L'Obs

Jaoui & Bacri : c’est pour rire !

CUISINE ET DÉPENDANCE­S ET UN AIR DE FAMILLE, D’AGNÈS JAOUI ET JEAN-PIERRE BACRI. PORTE-SAINT-MARTIN, PARIS-10E, 20H30, 01-42-08-00-32. EN ALTERNANCE.

- JACQUES NERSON

On sous-estime ceux qui font rire. Comme si la comédie était un genre mineur réservé aux esprits de bas étage. Lors des créations de « Cuisine et dépendance­s » (1991) et « Un air de famille » (1994), on n’a pas assez pris garde à la subtilité des textes d’Agnès Jaoui et Jean-Pierre Bacri. Ils disent avoir pris pour modèles Tchekhov et Woody Allen. Leur comique est voisin en effet, à savoir nourri d’amitié pour leurs semblables. Dans « Cuisine et dépendance­s » (photo), Jacques et Martine reçoivent un copain perdu de vue depuis dix ans. A vrai dire, c’est lui qui les a perdus de vue, car il est devenu de son côté un personnage très médiatique. Eblouis comme des papillons de nuit par la flamme, ils envoient aux pelotes leurs amis proches. Dans « Un air de famille », la mère, le frère, la belle-soeur et la soeur d’Henri se retrouvent dans son café comme chaque vendredi. Mais ce soir la femme d’Henri lui a annoncé qu’elle allait se séparer de lui pendant quelques jours. « Pour réfléchir. » Cependant nul n’en a cure car son frère Philippe, le préféré de la mère, vient de passer à la télévision. Le fameux quart d’heure de célébrité naguère promis à tous par Andy Warhol est tout de même plus important que la conjugalit­é d’un couple de cafetiers ! Point commun entre les pièces, chacun remue le couteau dans la plaie de l’autre. Mais pas de propos délibéré, il n’y a pas de méchants ici, rien que des maladroits qui s’écorchent mutuelleme­nt sans le vouloir.
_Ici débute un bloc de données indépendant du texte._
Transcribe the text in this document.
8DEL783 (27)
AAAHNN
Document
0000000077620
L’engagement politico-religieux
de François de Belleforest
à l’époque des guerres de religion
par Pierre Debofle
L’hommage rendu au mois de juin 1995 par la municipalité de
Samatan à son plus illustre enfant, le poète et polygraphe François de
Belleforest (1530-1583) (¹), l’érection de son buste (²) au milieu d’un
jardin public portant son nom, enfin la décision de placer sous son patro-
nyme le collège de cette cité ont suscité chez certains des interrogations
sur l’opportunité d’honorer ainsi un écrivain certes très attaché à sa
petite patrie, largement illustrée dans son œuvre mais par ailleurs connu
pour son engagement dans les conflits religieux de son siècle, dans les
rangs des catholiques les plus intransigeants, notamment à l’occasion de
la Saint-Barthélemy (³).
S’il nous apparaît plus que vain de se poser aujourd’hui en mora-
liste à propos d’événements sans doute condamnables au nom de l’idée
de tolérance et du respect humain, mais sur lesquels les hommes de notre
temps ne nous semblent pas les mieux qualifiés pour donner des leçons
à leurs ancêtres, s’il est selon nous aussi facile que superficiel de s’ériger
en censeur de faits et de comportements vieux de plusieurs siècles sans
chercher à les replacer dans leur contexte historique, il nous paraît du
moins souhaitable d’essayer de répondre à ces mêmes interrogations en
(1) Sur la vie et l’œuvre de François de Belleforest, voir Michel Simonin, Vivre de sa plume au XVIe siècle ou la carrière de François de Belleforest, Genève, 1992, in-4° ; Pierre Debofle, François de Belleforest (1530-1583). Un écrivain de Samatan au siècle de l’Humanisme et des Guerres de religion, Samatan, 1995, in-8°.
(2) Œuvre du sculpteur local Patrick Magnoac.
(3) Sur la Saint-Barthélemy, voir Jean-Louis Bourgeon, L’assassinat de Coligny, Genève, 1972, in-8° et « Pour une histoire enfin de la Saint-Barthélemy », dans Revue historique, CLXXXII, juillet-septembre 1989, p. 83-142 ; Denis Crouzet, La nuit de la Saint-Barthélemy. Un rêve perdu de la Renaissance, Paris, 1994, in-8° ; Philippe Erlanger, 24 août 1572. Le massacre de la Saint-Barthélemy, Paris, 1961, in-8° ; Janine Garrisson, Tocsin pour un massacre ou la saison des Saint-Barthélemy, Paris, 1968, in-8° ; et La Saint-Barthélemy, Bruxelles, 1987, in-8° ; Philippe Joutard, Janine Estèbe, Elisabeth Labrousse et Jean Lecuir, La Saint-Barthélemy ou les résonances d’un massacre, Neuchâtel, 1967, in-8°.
Jaoui et Bacri possèdent leur métier à la perfection. Ils ne sont pas nombreux ceux qui savent, comme eux, allier l’humour et l’humanité. Preuve qu’on peut rire de l’autre sans le rabaisser, divertir le public sans l’avilir. Un quart de siècle après sa création, leur théâtre n’a rien perdu de sa drôlerie. D’autant plus qu’Agnès Jaoui, qui assure les deux mises en scène, a trouvé en Grégory Gadebois, Léa Drucker, Laurent Capelluto (photo), Jean-Baptiste Marcenac (photo), Nina Meurisse et Catherine Hiegel les dignes successeur­s des premiers interprète­s (Zabou Breitman, Sam Karmann, Jean-Pierre Darroussin, Catherine Frot, Wladimir Yordanoff, Claire Maurier, plus les deux auteurs). Espérons qu’encouragé par le succès de ces reprises le tandem Jaoui-Bacri reprendra souvent le chemin du théâtre. Ils manquaient.